Of more concern is the lack of any relationship between the value of our products and our input prices. Apart from animal feed prices, which are largely a result of the dropping prices of UK cereals, the cost of our inputs appear to rise inexorably. I can only speak from our own experience but the extortionate asking price of items as diverse as silage additive and herbicides/fungicides in particular is staggering. They appear not based on anything other than the companies involved ensuring they maintain their margins. Margins of which farmers generally have little recent knowledge, since most don’t have them. The only margin for too many is the difference after bills are paid/money received each month, too often a negative margin, leading many to go cap in hand to their lenders just to be able to continue trading. Surely many do wonder why we continue to take the pain! Yes, of course, it’s the way of life!

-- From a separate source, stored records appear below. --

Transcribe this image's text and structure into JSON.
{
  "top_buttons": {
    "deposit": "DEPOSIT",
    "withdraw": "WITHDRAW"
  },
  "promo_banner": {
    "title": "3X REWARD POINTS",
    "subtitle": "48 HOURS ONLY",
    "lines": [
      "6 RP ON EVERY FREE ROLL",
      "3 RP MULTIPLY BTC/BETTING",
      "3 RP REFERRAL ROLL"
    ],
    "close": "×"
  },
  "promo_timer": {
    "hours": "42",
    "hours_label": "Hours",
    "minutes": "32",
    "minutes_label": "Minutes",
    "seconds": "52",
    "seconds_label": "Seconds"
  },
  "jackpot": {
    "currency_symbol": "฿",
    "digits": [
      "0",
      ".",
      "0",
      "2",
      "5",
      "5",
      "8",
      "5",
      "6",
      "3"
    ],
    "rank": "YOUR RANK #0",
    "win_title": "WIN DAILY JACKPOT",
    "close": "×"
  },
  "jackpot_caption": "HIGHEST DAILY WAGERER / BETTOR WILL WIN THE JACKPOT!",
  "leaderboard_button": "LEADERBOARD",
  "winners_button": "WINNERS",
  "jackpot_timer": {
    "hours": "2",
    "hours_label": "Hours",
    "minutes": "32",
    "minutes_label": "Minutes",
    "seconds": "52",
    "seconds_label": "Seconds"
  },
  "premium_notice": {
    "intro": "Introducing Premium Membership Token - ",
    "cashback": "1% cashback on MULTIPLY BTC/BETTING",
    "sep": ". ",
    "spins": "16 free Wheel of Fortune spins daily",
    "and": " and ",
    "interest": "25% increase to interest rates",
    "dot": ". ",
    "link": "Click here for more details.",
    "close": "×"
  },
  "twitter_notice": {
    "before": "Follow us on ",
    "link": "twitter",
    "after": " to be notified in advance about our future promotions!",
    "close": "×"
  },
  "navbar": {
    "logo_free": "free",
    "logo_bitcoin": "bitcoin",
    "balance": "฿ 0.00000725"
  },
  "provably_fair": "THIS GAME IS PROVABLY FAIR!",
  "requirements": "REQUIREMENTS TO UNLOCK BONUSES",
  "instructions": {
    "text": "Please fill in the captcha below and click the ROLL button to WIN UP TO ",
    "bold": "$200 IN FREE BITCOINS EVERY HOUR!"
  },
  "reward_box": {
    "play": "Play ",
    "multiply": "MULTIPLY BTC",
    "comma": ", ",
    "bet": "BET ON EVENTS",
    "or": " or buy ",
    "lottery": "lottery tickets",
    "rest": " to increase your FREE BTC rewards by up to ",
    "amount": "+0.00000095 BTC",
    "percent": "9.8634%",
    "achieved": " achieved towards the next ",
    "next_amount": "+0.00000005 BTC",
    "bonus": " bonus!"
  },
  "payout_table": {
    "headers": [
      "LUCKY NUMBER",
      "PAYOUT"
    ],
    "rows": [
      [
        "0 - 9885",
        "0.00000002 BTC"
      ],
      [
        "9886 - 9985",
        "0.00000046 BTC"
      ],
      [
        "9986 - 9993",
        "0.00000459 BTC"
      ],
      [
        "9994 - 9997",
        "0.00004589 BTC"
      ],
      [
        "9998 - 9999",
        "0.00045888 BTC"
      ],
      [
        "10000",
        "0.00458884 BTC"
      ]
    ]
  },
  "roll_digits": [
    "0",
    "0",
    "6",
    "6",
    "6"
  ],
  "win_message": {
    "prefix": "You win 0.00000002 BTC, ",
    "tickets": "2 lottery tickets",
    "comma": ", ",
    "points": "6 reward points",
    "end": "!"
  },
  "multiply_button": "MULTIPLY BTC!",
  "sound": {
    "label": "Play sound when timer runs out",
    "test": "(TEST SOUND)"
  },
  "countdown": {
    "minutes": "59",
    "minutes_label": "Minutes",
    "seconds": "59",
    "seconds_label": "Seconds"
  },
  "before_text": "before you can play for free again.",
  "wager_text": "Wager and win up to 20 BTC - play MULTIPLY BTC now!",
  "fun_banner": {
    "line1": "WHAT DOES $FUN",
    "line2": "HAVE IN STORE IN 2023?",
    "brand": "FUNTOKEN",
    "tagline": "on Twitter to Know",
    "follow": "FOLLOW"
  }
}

A bright spot is the news Deathra have rolled on the badger cull policy – so determinedly started by Owen Paterson – with a second year of culling now under way. It was good the new minister, Elizabeth Truss, had the courage to push this forward, given the pressure put on her by the immensely vociferous, politically influenced groups of badger lovers. These groups are empowered by their seemingly limitless charity backed funds and online supporters.

Farmers are obviously concerned with instability in political circles. Building up to next May’s elections, we could well end up with the cull being sabotaged by these luvvies and their bedfellows on the soft centre/left, who have absolutely no concern for the wellbeing of the country or the countryside. They’re probably not paying taxes either, with no apparent need to work.

They don’t appear to appreciate we farmers simply want healthy wildlife and healthy cattle. No one wants to wipe out badgers as a species but they must be healthy. The alternative to a cull? Things will likely be taken into the countryside’s own hands and badgers will turn up in even larger numbers dead on the sides of the public highways.

The dry spell in September brought the maize on apace and with the contractors looking for work they found an unexpected slot for us on 17/18 September which saw a really well cobbed and ripened crop, clamped and sheeted by the 19 September. Seeing, in the same week, we were advised of our milk prices through to Christmas it was – particularly given my earlier comments – touch and go if we put additive on. In the end I reluctantly decided we were losing so much on the milk job, what was another thousand or so.

There is no doubt it does preserve the crop and stops moulding but with the financial constraints following this prospective drop of over 6.5ppl in the offing, it is a decision I made with some difficulty. It will be the last year we use it if the manufacturers don’t accept their product is grossly overpriced and do something about it. It may be one isolated input but they all add up.

How satisfying that the rump of the Scottish population have defied their bullying ex rabble rousing leader and displayed our northern cousins’ well known national good sense. So now one hopes everyone can pull together as one nation. It was quite a concern for a few weeks.